Where do monsoons come from? In his video series Oceanography: Exploring Earth’s Final Wilderness, Dr. Harold J. Tobin, Professor in the Department of Earth and Space Sciences at the University of Washington in Seattle, said monsoons are almost like a macrocosm of daily coastal breezes.
Day In, Night Out
Dr. Tobin said that there’s a differential amount of temperature change in the land and in the sea in coastal areas, even though the same amount of sunlight is hitting them. This is due to the composition of soil versus sea water, among other things, leading to the land heating up more than the water and that hot air rising, which pulls in cooler sea air to replace it.
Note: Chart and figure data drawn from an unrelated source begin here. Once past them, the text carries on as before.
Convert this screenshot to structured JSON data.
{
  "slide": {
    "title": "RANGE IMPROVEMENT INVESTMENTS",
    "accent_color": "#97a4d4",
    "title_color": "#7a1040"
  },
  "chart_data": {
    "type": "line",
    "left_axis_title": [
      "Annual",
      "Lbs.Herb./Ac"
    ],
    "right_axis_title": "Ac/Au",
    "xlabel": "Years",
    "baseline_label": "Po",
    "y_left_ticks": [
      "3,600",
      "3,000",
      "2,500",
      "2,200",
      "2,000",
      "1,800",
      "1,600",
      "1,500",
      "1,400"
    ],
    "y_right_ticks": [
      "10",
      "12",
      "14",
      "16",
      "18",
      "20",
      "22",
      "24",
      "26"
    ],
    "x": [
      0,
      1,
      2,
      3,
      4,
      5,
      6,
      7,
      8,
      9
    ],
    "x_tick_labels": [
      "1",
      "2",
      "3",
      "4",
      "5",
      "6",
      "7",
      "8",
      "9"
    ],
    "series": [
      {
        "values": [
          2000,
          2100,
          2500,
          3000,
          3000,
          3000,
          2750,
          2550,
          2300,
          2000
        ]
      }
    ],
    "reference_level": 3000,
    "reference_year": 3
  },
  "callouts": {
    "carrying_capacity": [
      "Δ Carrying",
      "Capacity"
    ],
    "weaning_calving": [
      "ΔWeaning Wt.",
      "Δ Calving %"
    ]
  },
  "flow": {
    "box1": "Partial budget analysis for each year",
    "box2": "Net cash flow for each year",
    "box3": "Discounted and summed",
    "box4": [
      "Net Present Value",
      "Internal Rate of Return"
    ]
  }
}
“At night, the whole process reverses itself,” Dr. Tobin said. “The sea is warm; the cool air sinks off of the land, flows down off the land, and moves back out to sea and flows out over the ocean where that cool, relatively dry air that’s come from the land interacts with the warm air from over the ocean, which then is rising offshore and putting the water vapor in the atmosphere that ultimately turns back into fog for the next day.”
If we adjust our scope to seasonal instead of daily, he said, nearly the same thing happens with monsoons.
According to Dr. Tobin, the Himalayas are a region of both high altitude and large land area. In the summer, the Sun warms up areas of land, causing air to flow upward over India and over the mountains, rising high into the atmosphere.
“That rising warm air from the land is drawing in air from offshore,” he said. “Now, the ocean offshore in this subtropical region is relatively warm and certainly very moist—it carries a lot of water vapor. It’s being pulled in and then rising up the mountain front where it’s expanding, due to the decrease in pressure as you go to higher elevation, and dumping those torrential rainfalls.”
Much like the nighttime turnaround for coastal breezes, the winter tells a very different story for monsoons. As the landscape becomes cooler, Dr. Tobin said, the ocean is still retaining warmth, so the rising air over the ocean carries everything back out. The air flow essentially reverses.
“Dry winters happen as dry air sinks off the Himalayan Mountains and the Tibetan plateau,” Dr. Tobin said. “The whole monsoon season then just varies back and forth, but [is] essentially the exact same process of differential thermal inertia between the water and the landscape.”